Question: Can you tell us about the real-life personalities who feature in Witches and Wizards?
Lucy Cavendish: Of course, I'd love to. Well, some of the most heart-rending stories of real-life people were those whose names appear in the court records of the towns during what we call the Burning Times. I read the transcripts and would read the lists of executions for a day - it's fascinating and so terribly sad - so, when I would read 'a maid of nineteen, the prettiest girl in town" I wanted to find out who she was. What happened in the town, and how did this hysteria take hold? I found, for example in the Salem court documents a reference to a tiny little pair of shackles being commissioned froma blacksmith - that led me to a little girl call Dorothy Goode, who was four, and imprisoned for Witchcraft. She was so little they had to make special chains for her. I I wanted to find out who she was, and why this has happened. There's no denying many people used folk magick - they always ahve, they always will - but the kind of hysteria, and psychosis that took hold of these communities was, to me, the very evil they were claiming to see in the Accused. They became the Devil, in a sense. It is sad, fascinating, and a great lesson, too.
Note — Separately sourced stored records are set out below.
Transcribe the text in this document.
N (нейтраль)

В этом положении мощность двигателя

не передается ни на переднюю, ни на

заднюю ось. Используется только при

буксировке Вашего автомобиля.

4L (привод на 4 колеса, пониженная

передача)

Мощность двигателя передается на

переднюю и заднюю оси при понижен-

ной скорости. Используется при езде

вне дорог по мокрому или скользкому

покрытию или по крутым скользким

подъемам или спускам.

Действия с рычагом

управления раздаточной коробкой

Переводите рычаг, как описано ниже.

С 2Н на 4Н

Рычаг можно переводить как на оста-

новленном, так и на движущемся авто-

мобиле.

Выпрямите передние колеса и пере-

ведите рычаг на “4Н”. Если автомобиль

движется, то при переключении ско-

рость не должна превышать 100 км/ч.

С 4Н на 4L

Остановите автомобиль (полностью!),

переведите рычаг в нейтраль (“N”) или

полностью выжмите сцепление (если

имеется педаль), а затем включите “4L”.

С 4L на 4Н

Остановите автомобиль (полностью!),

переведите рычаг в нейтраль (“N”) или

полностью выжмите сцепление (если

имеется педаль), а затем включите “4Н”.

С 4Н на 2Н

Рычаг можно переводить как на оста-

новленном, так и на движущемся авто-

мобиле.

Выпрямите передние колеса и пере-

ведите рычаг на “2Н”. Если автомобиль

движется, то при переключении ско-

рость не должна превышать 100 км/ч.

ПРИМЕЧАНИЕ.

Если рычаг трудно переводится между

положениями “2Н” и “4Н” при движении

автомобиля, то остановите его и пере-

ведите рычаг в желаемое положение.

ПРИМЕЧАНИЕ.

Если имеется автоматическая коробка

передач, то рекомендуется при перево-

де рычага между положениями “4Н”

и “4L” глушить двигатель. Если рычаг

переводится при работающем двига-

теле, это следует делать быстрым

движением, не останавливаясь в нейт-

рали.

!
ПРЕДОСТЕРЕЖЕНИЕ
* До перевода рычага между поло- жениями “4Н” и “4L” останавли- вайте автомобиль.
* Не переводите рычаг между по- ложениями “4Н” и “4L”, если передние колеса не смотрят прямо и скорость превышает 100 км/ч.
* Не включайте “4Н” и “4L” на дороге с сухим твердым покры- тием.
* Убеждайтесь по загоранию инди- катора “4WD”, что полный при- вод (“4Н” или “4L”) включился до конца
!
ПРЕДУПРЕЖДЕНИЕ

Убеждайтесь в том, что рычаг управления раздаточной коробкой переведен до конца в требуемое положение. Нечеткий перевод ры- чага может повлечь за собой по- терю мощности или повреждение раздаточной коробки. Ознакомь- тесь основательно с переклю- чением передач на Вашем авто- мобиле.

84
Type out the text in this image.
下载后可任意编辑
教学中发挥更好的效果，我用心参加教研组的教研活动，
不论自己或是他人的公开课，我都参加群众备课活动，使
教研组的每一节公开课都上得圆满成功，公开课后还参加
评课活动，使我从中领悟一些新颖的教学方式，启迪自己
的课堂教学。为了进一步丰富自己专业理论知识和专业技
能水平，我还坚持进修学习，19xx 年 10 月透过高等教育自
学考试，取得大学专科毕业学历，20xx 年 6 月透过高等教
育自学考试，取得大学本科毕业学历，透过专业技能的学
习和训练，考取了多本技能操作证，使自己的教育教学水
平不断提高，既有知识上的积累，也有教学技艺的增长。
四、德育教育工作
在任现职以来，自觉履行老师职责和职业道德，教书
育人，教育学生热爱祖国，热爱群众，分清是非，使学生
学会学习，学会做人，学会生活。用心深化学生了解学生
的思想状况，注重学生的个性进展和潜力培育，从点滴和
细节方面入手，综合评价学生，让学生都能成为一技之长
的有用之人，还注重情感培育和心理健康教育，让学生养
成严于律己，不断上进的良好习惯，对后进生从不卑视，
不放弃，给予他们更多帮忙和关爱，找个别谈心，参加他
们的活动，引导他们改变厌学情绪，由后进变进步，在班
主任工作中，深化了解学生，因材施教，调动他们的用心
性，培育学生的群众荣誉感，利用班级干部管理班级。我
Question: What did you learn about Rosaleen Norton whilst writing Witches and Wizards?
Lucy Cavendish: Well, I knew a fair bit about Rosaleen - but something that fascinated me was that she was expelled from her school at the age of fourteen for drawing 'depraved" subjects. And that instead of confirming, and apologising, and feeling guilt and shame, she just went straight to Kings Cross, got herself various jobs, but trained at East Sydney tech in fine arts. I think that shows just composure and gumption, two qualities she had in abundance. I also wish I could time travel back to one of her infamous gatherings, where she would host the Rites to Pan! And of course, to see her paint… what a sight that would be! I just love people who have this kind of conviction, where they know they are going to be very disadvantaged, socially, for living their life their own way, and yet they go ahead and they do it. She was a brilliant woman, and one day, we'll come to realise what a treasure we had in her. I think that day is coming very soon.